Barr declared the special counsel had found “substantial evidence” President Donald Trump’s actions toward the investigation were driven by his “sincere belief” it was politically tainted. Still, Barr said, the White House "fully cooperated" with the probe.
Yet Mueller’s report painted a far different picture. It chronicled at least 10 examples of efforts by Trump to obstruct the investigation and offered damaging details about his campaign’s embrace of Russia’s interference in the 2016 election even though he didn’t find a conspiracy.
Now, Barr faces criticism and damage to his reputation for jumping ahead of the long-awaited findings, using selective language and omitting key details to shape a narrative much friendlier toward Trump and his conservative supporters than the appraisal that Mueller offered in painstaking detail over 448 pages.
With Mueller not appearing at the news conference Thursday, Barr was able to substitute his own more pleasing patina on the report along with sound bites that soothed the right. Trump’s backers embraced the gambit enthusiastically, starting with the president.
“Game Over,” Trump tweeted immediately after Barr’s performance. And on Friday, Representative Matt Gaetz, a Florida Republican and Trump ally, tweeted a photo showing him holding up the front page of the conservative Washington Times splashed with a big photo of Barr and the headline: "No Russia Conspiracy, No Collusion."
But Barr is facing scathing criticism from other quarters. House Speaker Nancy Pelosi and Senate Democratic Leader Chuck Schumer called his performance “regrettably partisan” and a number of legal analysts agreed.
“The devastating nature of the report makes the performance of the attorney general in characterizing it at his press conference prior to its release a particularly inappropriate spectacle," according to an analysis of the report posted Thursday on the Lawfare blog. It said “Trump could not have asked for a friendlier summary of a deeply unfriendly document.”
It was something of a repeat performance by Barr.
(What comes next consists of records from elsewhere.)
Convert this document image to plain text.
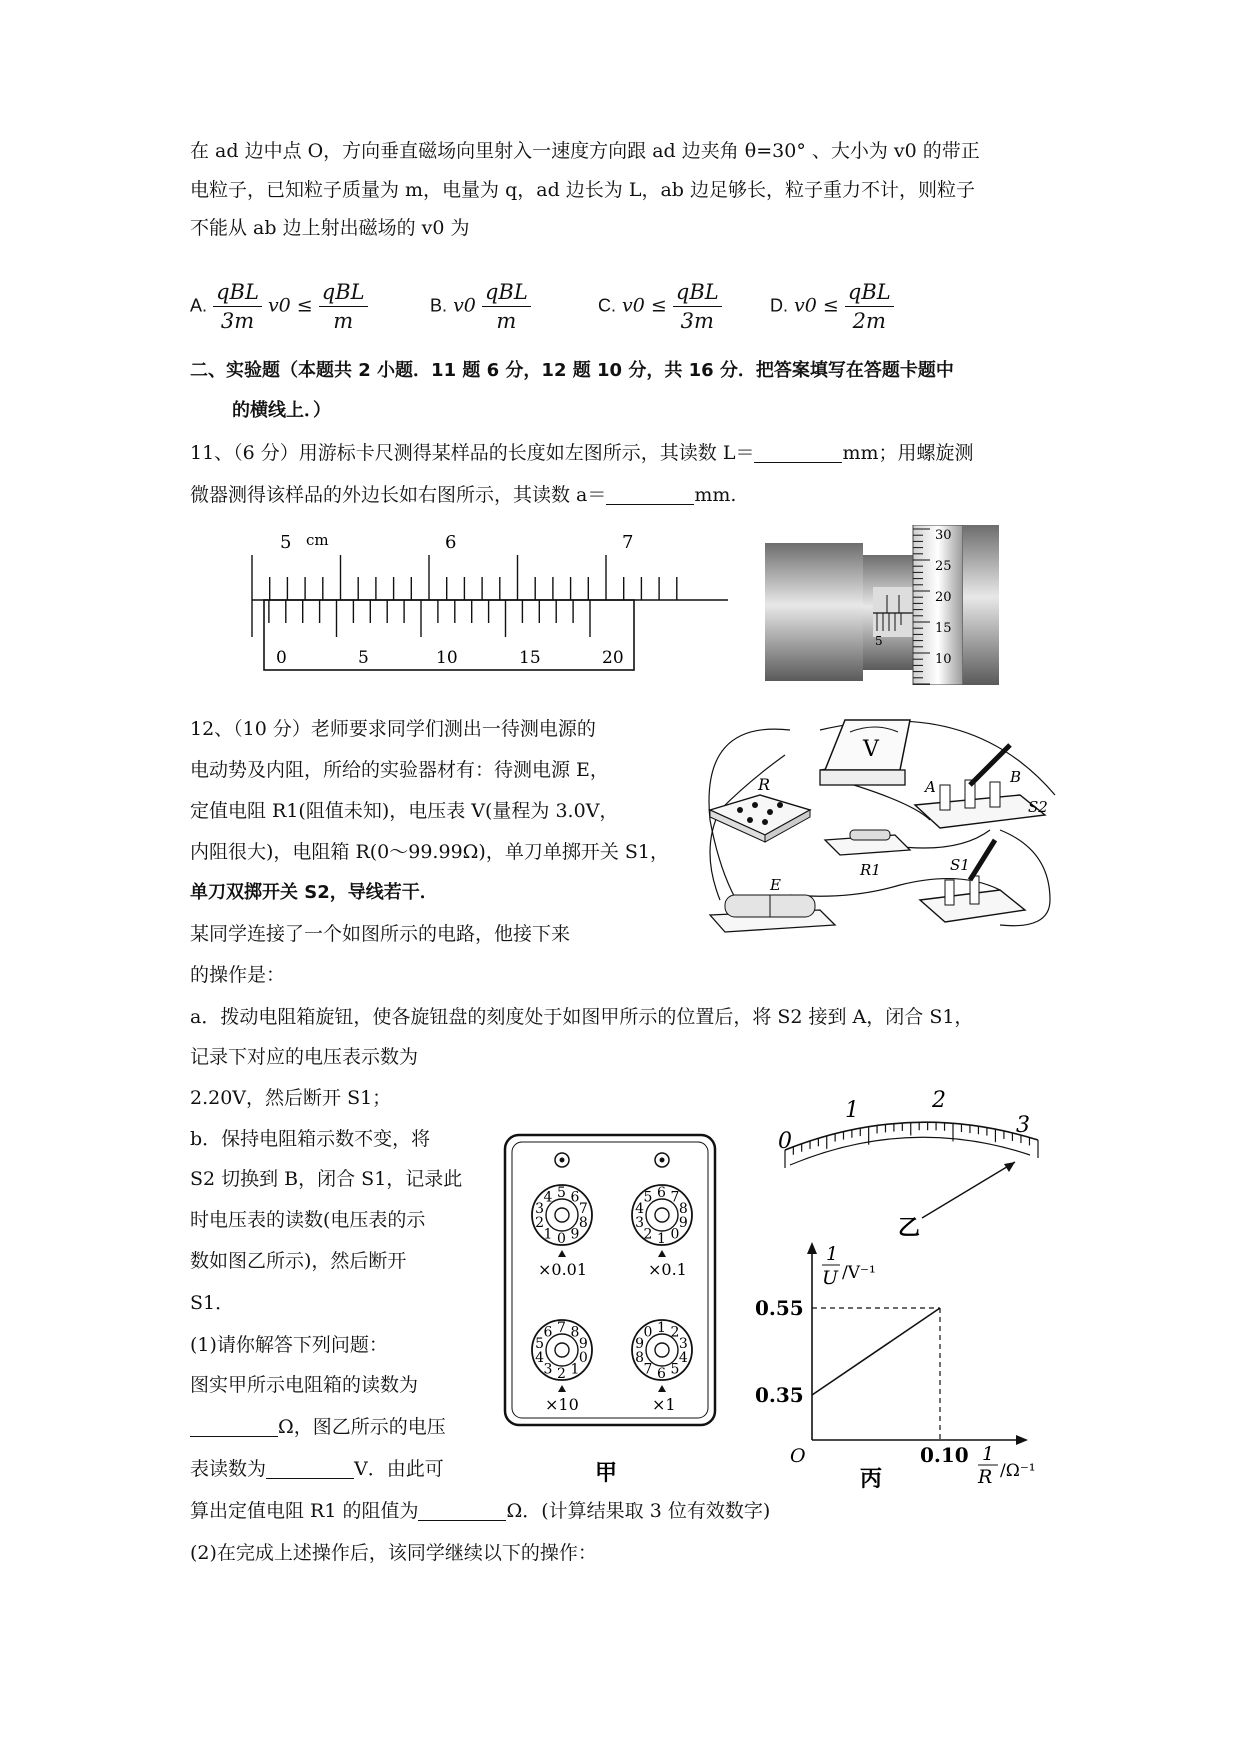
在 ad 边中点 O，方向垂直磁场向里射入一速度方向跟 ad 边夹角 θ=30° 、大小为 v0 的带正
电粒子，已知粒子质量为 m，电量为 q，ad 边长为 L，ab 边足够长，粒子重力不计，则粒子
不能从 ab 边上射出磁场的 v0 为
A. $\frac{\text{qBL}}{3m} v0 \le \frac{\text{qBL}}{m}$	B. $v0 \frac{\text{qBL}}{m}$	C. $v0 \le \frac{\text{qBL}}{3m}$	D. $v0 \le \frac{\text{qBL}}{2m}$
二、实验题（本题共 2 小题．11 题 6 分，12 题 10 分，共 16 分．把答案填写在答题卡题中
的横线上．）
11、（6 分）用游标卡尺测得某样品的长度如左图所示，其读数 L＝	mm；用螺旋测
微器测得该样品的外边长如右图所示，其读数 a＝	mm.
5 cm	6	7
0	5	10	15	20
5
30
25
20
15
10
12、（10 分）老师要求同学们测出一待测电源的
电动势及内阻，所给的实验器材有：待测电源 E，
定值电阻 R1(阻值未知)，电压表 V(量程为 3.0V，
内阻很大)，电阻箱 R(0～99.99Ω)，单刀单掷开关 S1，
单刀双掷开关 S2，导线若干．
某同学连接了一个如图所示的电路，他接下来
的操作是：
V
R	A
B
S2
R1	S1
E
a．拨动电阻箱旋钮，使各旋钮盘的刻度处于如图甲所示的位置后，将 S2 接到 A，闭合 S1，
记录下对应的电压表示数为
2.20V，然后断开 S1；
b．保持电阻箱示数不变，将
S2 切换到 B，闭合 S1，记录此
时电压表的读数(电压表的示
数如图乙所示)，然后断开
S1．
(1)请你解答下列问题：
图实甲所示电阻箱的读数为
Ω，图乙所示的电压
表读数为	V．由此可
算出定值电阻 R1 的阻值为	Ω．(计算结果取 3 位有效数字)
(2)在完成上述操作后，该同学继续以下的操作：
0
1
2
3
4 5 6
7
8
9	1
2
3
4
5 6 7
8
9
0
2
3
4
5
6 7 8
9
0
1	6
7
8
9
0 1 2
3
4
5
×0.01	×0.1
×10	×1
甲
0
1	2
3
乙
1
U /V⁻¹
0.55
0.35
O	0.10 1
R /Ω⁻¹
丙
He drew similar criticism last month when he sent Congress a four-page letter that he said conveyed Mueller’s key findings. Barr said Mueller found he couldn’t “exonerate” Trump on the question of obstruction of justice but Barr added that he could -- and he did.
Justice Department officials defended Barr’s performance. Mueller did present substantial evidence in his report supporting Barr’s statement that Trump was frustrated and felt undermined, according to an official who asked not to be identified.
Officials also defended Barr’s other assertions, saying White House lawyers turned over thousands of documents, let Mueller’s team interview many aides, submitted written answers to questions and didn’t assert executive privilege to withhold information.
But the language that Trump was motivated by a “sincere belief” that the probe was politically tainted came from Barr, not Mueller.
Nor did Barr mention that Mueller found substantial evidence that Trump sought to interfere in the probe, encouraging witnesses “not to cooperate,” trying to remove Mueller and urging former Attorney General Jeff Sessions to limit the investigation to ways to prevent meddling in “future elections.”
In his news conference, Barr said “the bottom line” is that Mueller “did not find that the Trump campaign or other Americans colluded” in Russian government efforts to illegally interfere with the 2016 presidential election. While that’s accurate, Barr didn’t mention that the special counsel said he “identified numerous links between the Russian government and the Trump campaign.”
The Justice Department official said Barr accurately provided the bottom-line conclusions. Then, the official said, the attorney general -- who had promised as much “transparency” as possible -- released the report with relatively few passages withheld even though department regulations didn’t require him to do so.
But a committee in the Democratic-controlled House already has subpoenaed Barr to provide Mueller’s full report and all of the evidence behind it. And while Barr has said he’ll testify before congressional panels on May 1 and 2, Democrats now are demanding to hear from Mueller too.